Global ETF Assets Grow to $4 Trillion and Counting

As investors continue to pour into cheap passive index-based investments, the global exchange traded fund industry has broken above $4 trillion in assets under management.

According to ETFGI data, there are almost 7,000 exchange traded products, or ETFs and exchange traded notes, managed by 313 providers and total assets of $4.002 trillion as of the end of April, reports Robin Wigglesworth for the Financial Times.

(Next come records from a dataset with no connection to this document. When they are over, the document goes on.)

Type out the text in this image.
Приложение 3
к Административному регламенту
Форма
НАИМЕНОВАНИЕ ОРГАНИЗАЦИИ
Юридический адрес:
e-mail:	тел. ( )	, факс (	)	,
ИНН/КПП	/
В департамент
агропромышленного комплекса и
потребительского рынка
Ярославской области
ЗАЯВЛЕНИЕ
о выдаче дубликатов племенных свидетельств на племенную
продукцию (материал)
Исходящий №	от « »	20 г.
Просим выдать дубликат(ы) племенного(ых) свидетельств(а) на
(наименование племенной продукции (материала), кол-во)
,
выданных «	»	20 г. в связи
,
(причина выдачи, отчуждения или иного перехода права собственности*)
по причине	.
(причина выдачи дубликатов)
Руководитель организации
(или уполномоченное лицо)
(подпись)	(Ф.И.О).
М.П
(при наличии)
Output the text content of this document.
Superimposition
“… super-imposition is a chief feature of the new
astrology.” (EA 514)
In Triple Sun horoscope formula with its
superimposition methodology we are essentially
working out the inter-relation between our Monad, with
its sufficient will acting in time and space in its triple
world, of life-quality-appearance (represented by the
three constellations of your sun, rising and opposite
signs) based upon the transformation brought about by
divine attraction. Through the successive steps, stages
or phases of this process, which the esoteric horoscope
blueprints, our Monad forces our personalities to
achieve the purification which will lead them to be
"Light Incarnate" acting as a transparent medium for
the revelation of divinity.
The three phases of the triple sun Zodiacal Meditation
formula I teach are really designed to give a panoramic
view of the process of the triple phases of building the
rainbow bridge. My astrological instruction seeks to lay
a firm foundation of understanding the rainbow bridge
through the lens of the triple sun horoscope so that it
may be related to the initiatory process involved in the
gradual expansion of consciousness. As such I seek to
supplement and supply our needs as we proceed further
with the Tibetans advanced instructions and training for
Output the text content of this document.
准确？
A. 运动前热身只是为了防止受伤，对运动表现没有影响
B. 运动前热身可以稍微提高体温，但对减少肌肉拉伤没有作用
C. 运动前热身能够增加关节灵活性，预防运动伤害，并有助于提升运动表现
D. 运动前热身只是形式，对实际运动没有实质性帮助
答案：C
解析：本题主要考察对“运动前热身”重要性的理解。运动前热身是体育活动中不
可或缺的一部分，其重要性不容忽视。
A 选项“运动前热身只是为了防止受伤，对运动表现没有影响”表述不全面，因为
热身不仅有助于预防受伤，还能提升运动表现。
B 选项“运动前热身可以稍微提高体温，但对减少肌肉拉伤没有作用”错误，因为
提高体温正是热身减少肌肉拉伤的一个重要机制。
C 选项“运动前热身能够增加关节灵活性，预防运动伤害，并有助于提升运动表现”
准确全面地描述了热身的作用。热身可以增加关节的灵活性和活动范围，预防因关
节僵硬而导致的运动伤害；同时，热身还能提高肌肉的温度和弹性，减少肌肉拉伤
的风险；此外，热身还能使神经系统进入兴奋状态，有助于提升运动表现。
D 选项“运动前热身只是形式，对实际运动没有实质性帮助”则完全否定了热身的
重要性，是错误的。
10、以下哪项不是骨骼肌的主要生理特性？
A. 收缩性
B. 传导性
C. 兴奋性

As part of an ongoing theme, more investors have grown disillusioned with the high fees and underperformance of actively managed strategies, opting to shift assets out of the traditional open-end active mutual fund universe and into cheap, index-based ETFs. As of the end of March, there were $2.8 trillion in U.S.-listed ETFs and $16.9 trillion in U.S.-listed mutual funds, whereas the numbers were $2.1 trillion and $15.7 trillion, respectively, last year.

“The active asset management headwinds aren’t abating,” Ben Johnson, head of ETF research at Morningstar, told the Financial Times. “It’s not about performance any more. It’s structural.”

ETFs accumulated a record $37.94 billion in net inflows over April, the 39th consecutive month of net inflows, bringing this year’s total to $235.2 billion, compared to 2016’s inflows of $81 billion for the same period.